Sparrow was designed specifically for Gmail. In fact, although support for other platforms via IMAP is coming soon, Sparrow works ONLY with Gmail and Google Apps email accounts at the present time. Sparrow’s Gmail-centric focus is apparent when you sit down to use it.

Sparrow full screen.jpg


The sidebar on the left side of the screen lists your Gmail or Google Apps accounts, along with icons for your default Inbox, Sent Mail, Starred Messages, Drafts, Search, and Trash. Just to the right of the sidebar is a list of your messages. In this panel, the subject of each message is displayed, along with the first few lines of the message. Each message in that list has a number next to it representing the number of threads in the conversation (unless there are no replies, in which case no number is displayed). The corner of the message in the list also contains a triangle with the color of the first tag selected for the message. The message in the list will also display a date and time, and a solid or grayed out star (depending on whether the message was starred or not).

The far right panel in Sparrow displays the full message itself, along with a display of the tags, an information button (to display more information from the message header), and a dropdown button to reply, reply to all, forward, delete, mark as spam, and so forth.


Processing Messages

Sparrow allows you to quickly process your mail. While you can call up a full composition Window, you can, just like in Gmail, type a message into a quick reply box that comes up with one click of the reply button.

Sparrow quick reply

You can add attachments to a message by dragging the attachment into the message, or by using a standard “attach” button. If you have multiple accounts configured in Sparrow, you can select the account from which to send the message via a dropdown menu in the full composition window.

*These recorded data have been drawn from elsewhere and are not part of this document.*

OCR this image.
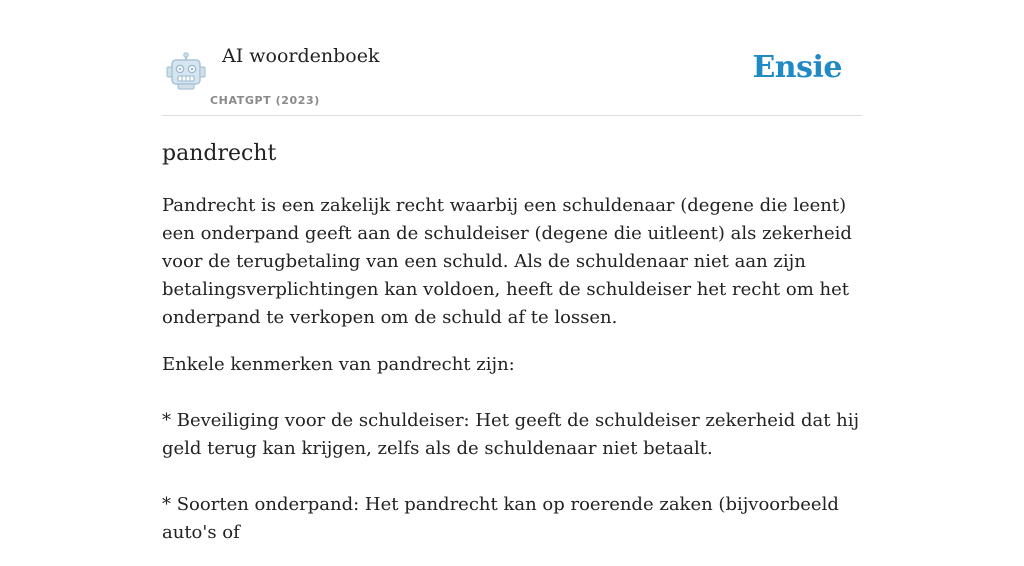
AI woordenboek
CHATGPT (2023)
Ensie
pandrecht

Pandrecht is een zakelijk recht waarbij een schuldenaar (degene die leent) een onderpand geeft aan de schuldeiser (degene die uitleent) als zekerheid voor de terugbetaling van een schuld. Als de schuldenaar niet aan zijn betalingsverplichtingen kan voldoen, heeft de schuldeiser het recht om het onderpand te verkopen om de schuld af te lossen.

Enkele kenmerken van pandrecht zijn:

* Beveiliging voor de schuldeiser: Het geeft de schuldeiser zekerheid dat hij geld terug kan krijgen, zelfs als de schuldenaar niet betaalt.

* Soorten onderpand: Het pandrecht kan op roerende zaken (bijvoorbeeld auto's of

Labeling messages is easy, too. Click on the plus symbol at the top right of a message, and select your labels. Removing a label is as simply as clicking an “X” next to the label.

Sparrow labeling

As the first screenshot above indicates, Sparrow’s interface is simple and clean. The toolbar across the top contains only four buttons: New Message, Archive, Reply, and Delete. As fast as cloud apps have become, I still find it much quicker to blow through messages in Sparrow, using the Archive and Delete buttons in conjunction with the fast labeling of messages.

Sparrow also has search functionality. Once you perform a search, you can filter the results via sender, recipient, or subject.


The Verdict

Sparrow has a different feel to it than traditional email clients. I’ve seen other reviews compare it to the official Twitter app for Mac in its appearance. Regardless, I love the look and feel of it, and, most importantly, I’ve found it to be a great help in quickly processing my email. In fact, sometimes I’ll look at my Gmail inbox in my web browser, and defer responding to messages until I can fire up my MacBook Air and use Sparrow.

Sparrow’s main drawback is that it is Mac only. As a result, I need to find a way to convince my wife that we need a desktop Mac, so I can use Sparrow in more places than just on my Macbook Air. Better yet, maybe we can persuade the Sparrow developers to port it to Windows, where they’d probably make a killing.